Thursday, July 15, 2010

Poverty: New index to measure poverty levels - but the starving don't need science to know they are dying

The United Nations Development Programme (UNDP) and Oxford University has launched a new index to measure poverty levels which they said give a “multidimensional” picture of people living in hardship, and could help target development resources more effectively.

The new measure, the Multidimensional Poverty Index, or MPI, was developed and applied by the Oxford Poverty and Human Development Initiative (OPHI) with UNDP support, the two institutions said in a joint press release.

It will be featured in the forthcoming 20th anniversary edition of the UNDP Human Development Report, and replaces the Human Poverty Index, which had been included in these reports since 1997.

This year’s Human Development Report will be published in late October, but research findings from the MPI were made available today at a policy forum in London and on line on the websites of OPHI and the UNDP Human Development Report.

The MPI assesses a range of critical factors or “deprivations” at the household level: from education to health outcomes to assets and services. Taken together, these factors provide a fuller portrait of acute poverty than simple income measures, according to OPHI and UNDP.

The measure reveals the nature and extent of poverty at different levels: from household up to regional, national and international levels. The multidimensional approach to assessing poverty has been adapted for national use in Mexico, and is now being considered by Chile and Colombia.

“The MPI is like a high resolution lens which reveals a vivid spectrum of challenges facing the poorest households,” said OPHI Director Sabina Alkire, who created the MPI with James Foster of George Washington University.

The UNDP Human Development Report Office is joining forces with OPHI to promote international discussions on the practical applicability of this multidimensional approach to measuring poverty.

“We are featuring the Multidimensional Poverty Index in the 20th anniversary edition of the Human Development Report this year because we consider it a highly innovative approach to quantifying acute poverty,” Jeni Klugman, Director of the UNDP Human Development Report Office and the principal author of this year’s report, said.

“The MPI provides a fuller measure of poverty than the traditional dollar-a-day formulas. It is a valuable addition to the family of instruments we use to examine broader aspects of well-being, including UNDP’s Human Development Index and other measures of inequality across the population and between genders,” she added.

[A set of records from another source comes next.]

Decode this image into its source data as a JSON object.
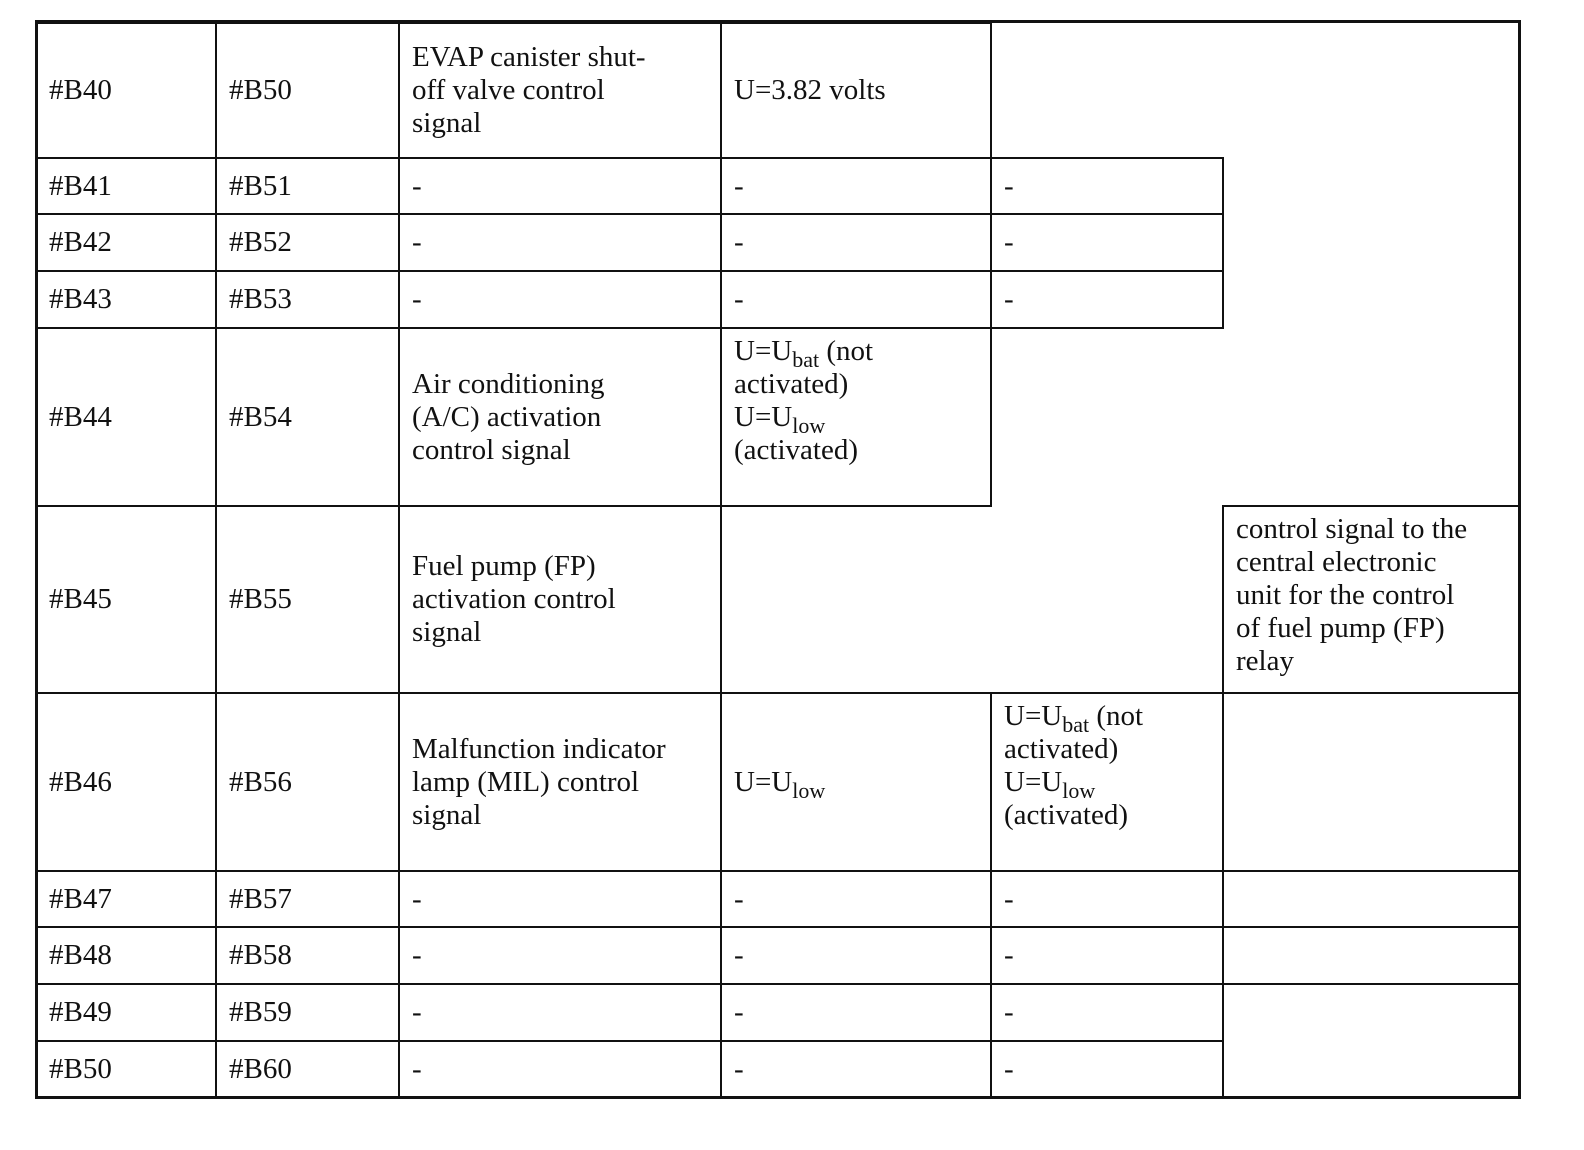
{
  "table": {
    "rows": [
      {
        "pin_a": "#B40",
        "pin_b": "#B50",
        "description": [
          {
            "t": "EVAP canister shut-\noff valve control\nsignal"
          }
        ],
        "value1": [
          {
            "t": "U=3.82 volts"
          }
        ]
      },
      {
        "pin_a": "#B41",
        "pin_b": "#B51",
        "description": [
          {
            "t": "-"
          }
        ],
        "value1": [
          {
            "t": "-"
          }
        ],
        "value2": [
          {
            "t": "-"
          }
        ]
      },
      {
        "pin_a": "#B42",
        "pin_b": "#B52",
        "description": [
          {
            "t": "-"
          }
        ],
        "value1": [
          {
            "t": "-"
          }
        ],
        "value2": [
          {
            "t": "-"
          }
        ]
      },
      {
        "pin_a": "#B43",
        "pin_b": "#B53",
        "description": [
          {
            "t": "-"
          }
        ],
        "value1": [
          {
            "t": "-"
          }
        ],
        "value2": [
          {
            "t": "-"
          }
        ]
      },
      {
        "pin_a": "#B44",
        "pin_b": "#B54",
        "description": [
          {
            "t": "Air conditioning\n(A/C) activation\ncontrol signal"
          }
        ],
        "value1": [
          {
            "t": "U=U"
          },
          {
            "sub": "bat"
          },
          {
            "t": " (not\nactivated)\nU=U"
          },
          {
            "sub": "low"
          },
          {
            "t": "\n(activated)"
          }
        ]
      },
      {
        "pin_a": "#B45",
        "pin_b": "#B55",
        "description": [
          {
            "t": "Fuel pump (FP)\nactivation control\nsignal"
          }
        ],
        "value3": [
          {
            "t": "control signal to the\ncentral electronic\nunit for the control\nof fuel pump (FP)\nrelay"
          }
        ]
      },
      {
        "pin_a": "#B46",
        "pin_b": "#B56",
        "description": [
          {
            "t": "Malfunction indicator\nlamp (MIL) control\nsignal"
          }
        ],
        "value1": [
          {
            "t": "U=U"
          },
          {
            "sub": "low"
          }
        ],
        "value2": [
          {
            "t": "U=U"
          },
          {
            "sub": "bat"
          },
          {
            "t": " (not\nactivated)\nU=U"
          },
          {
            "sub": "low"
          },
          {
            "t": "\n(activated)"
          }
        ]
      },
      {
        "pin_a": "#B47",
        "pin_b": "#B57",
        "description": [
          {
            "t": "-"
          }
        ],
        "value1": [
          {
            "t": "-"
          }
        ],
        "value2": [
          {
            "t": "-"
          }
        ]
      },
      {
        "pin_a": "#B48",
        "pin_b": "#B58",
        "description": [
          {
            "t": "-"
          }
        ],
        "value1": [
          {
            "t": "-"
          }
        ],
        "value2": [
          {
            "t": "-"
          }
        ]
      },
      {
        "pin_a": "#B49",
        "pin_b": "#B59",
        "description": [
          {
            "t": "-"
          }
        ],
        "value1": [
          {
            "t": "-"
          }
        ],
        "value2": [
          {
            "t": "-"
          }
        ]
      },
      {
        "pin_a": "#B50",
        "pin_b": "#B60",
        "description": [
          {
            "t": "-"
          }
        ],
        "value1": [
          {
            "t": "-"
          }
        ],
        "value2": [
          {
            "t": "-"
          }
        ]
      }
    ]
  }
}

OPHI researchers analysed data from 104 countries with a combined population of 5.2 billion or 78 per cent of the world’s total. About 1.7 billion people in the countries covered – a third of their entire population – live in multidimensional poverty, according to the MPI. This exceeds the 1.3 billion people, in those same countries, estimated to live on $1.25 a day or less, the more commonly accepted measure of “extreme poverty.”

The MPI also captures distinct and broader aspects of poverty. For example, in Ethiopia 90 per cent of people are “MPI poor” compared to the 39 per cent who are classified as living in “extreme poverty” under income terms alone.

Conversely, 89 per cent of Tanzanians are extreme income-poor, compared to 65 per cent who are MPI poor. The MPI captures deprivations directly – in health and educational outcomes and key services, such as water, sanitation and electricity. In some countries these resources are provided free or at low cost; in others they are out of reach even for many working people with an income.

Half of the world’s poor as measured by the MPI live in South Asia (51 per cent or 844 million people) and one quarter in Africa (28 per cent or 458 million).

Niger has the greatest intensity and incidence of poverty in any country, with 93 per cent of the population classified as poor in MPI terms.

Even in countries with strong economic growth in recent years, the MPI analysis reveals the persistence of acute poverty.

India is a major case in point. There are more MPI poor people in eight Indian states alone (421 million in Bihar, Chhattisgarh, Jharkhand, Madhya Pradesh, Orissa, Rajasthan, Uttar Pradesh, and West Bengal) than in the 26 poorest African countries combined (410 million).

The MPI also reveals great variations within countries: Nairobi has the same level of MPI poverty as the Dominican Republic, whereas Kenya’s rural northeast is poorer in MPI terms than Niger.

The recently released 2010 UN Millennium Development Goals Report stressed that the MDGs – the eight poverty eradication and social development targets which countries have committed to try to achieve by 2015 – will be fully realized only by addressing the needs of those most disadvantaged by geography, age, gender or ethnicity, OPHI researchers point out.

“Our measure identifies the most vulnerable households and groups and enables us to understand exactly which deprivations afflict their lives,” said Ms. Alkire. “The new measure can help governments and development agencies wishing to target aid more effectively to those specific communities,” she added.